The Q&A Archives: Tomatoe Plants

Question: The leaves on my tomatoe plants are turning yellow with lots of black spots on them.What is it & what do I do to stop it from spreading?

Answer: Sounds like early blight to me. This disease is caused by the fungus Alternaria solani and is first observed on the plants as small, black lesions mostly on the older foliage. Spots enlarge and concentric rings in a bull?s eye pattern can be seen in the center of the diseased area. Tissue surrounding the spots may turn yellow. If high temperature and humidity occur at this time, much of the foliage is killed. Lesions on the stems are similar to those on leaves, sometimes girdling the plant if they occur near the soil line (collar rot). On the fruits, lesions attain considerable size, usually involving nearly the entire fruit. Concentric rings are also present on the fruit. Infected fruit frequently drops.

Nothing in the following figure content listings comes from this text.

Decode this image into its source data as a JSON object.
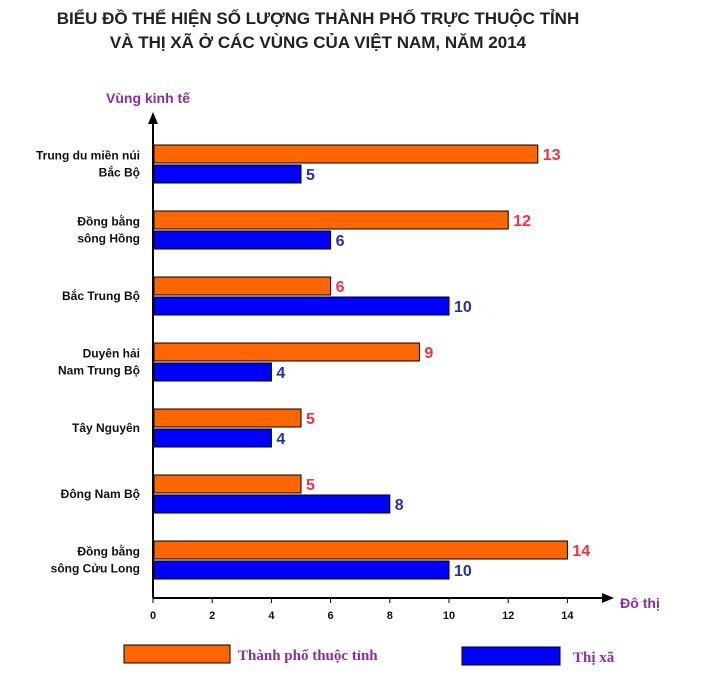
{
  "chart_data": {
    "type": "bar",
    "orientation": "horizontal",
    "title_lines": [
      "BIỂU ĐỒ THỂ HIỆN SỐ LƯỢNG THÀNH PHỐ TRỰC THUỘC TỈNH",
      "VÀ THỊ XÃ Ở CÁC VÙNG CỦA VIỆT NAM, NĂM 2014"
    ],
    "ylabel": "Vùng kinh tế",
    "xlabel": "Đô thị",
    "categories": [
      [
        "Trung du miền núi",
        "Bắc Bộ"
      ],
      [
        "Đồng bằng",
        "sông Hồng"
      ],
      [
        "Bắc Trung Bộ"
      ],
      [
        "Duyên hải",
        "Nam Trung Bộ"
      ],
      [
        "Tây Nguyên"
      ],
      [
        "Đông Nam Bộ"
      ],
      [
        "Đồng bằng",
        "sông Cửu Long"
      ]
    ],
    "series": [
      {
        "name": "Thành phố thuộc tỉnh",
        "color": "#FF6600",
        "label_color": "#EE3344",
        "values": [
          13,
          12,
          6,
          9,
          5,
          5,
          14
        ]
      },
      {
        "name": "Thị xã",
        "color": "#0000FF",
        "label_color": "#2233AA",
        "values": [
          5,
          6,
          10,
          4,
          4,
          8,
          10
        ]
      }
    ],
    "xlim": [
      0,
      15
    ],
    "xticks": [
      0,
      2,
      4,
      6,
      8,
      10,
      12,
      14
    ],
    "legend": "bottom",
    "grid": false
  }
}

The fungus survives on infected debris in the soil, on seed, on volunteer tomato plants and other solanaceous hosts, such as Irish potato, eggplant, and black nightshade.

To prevent, use resistant or tolerant cultivars. Use pathogen-free seed and do not set diseased plants in the field. Use crop rotations, eradicate weeds and volunteer tomato plants, fertilize properly, and keep the plants growing vigorously.

To treat, select one of the following fungicides: maneb, mancozeb, chlorothalonil, or fixed copper. Follow the directions on the label.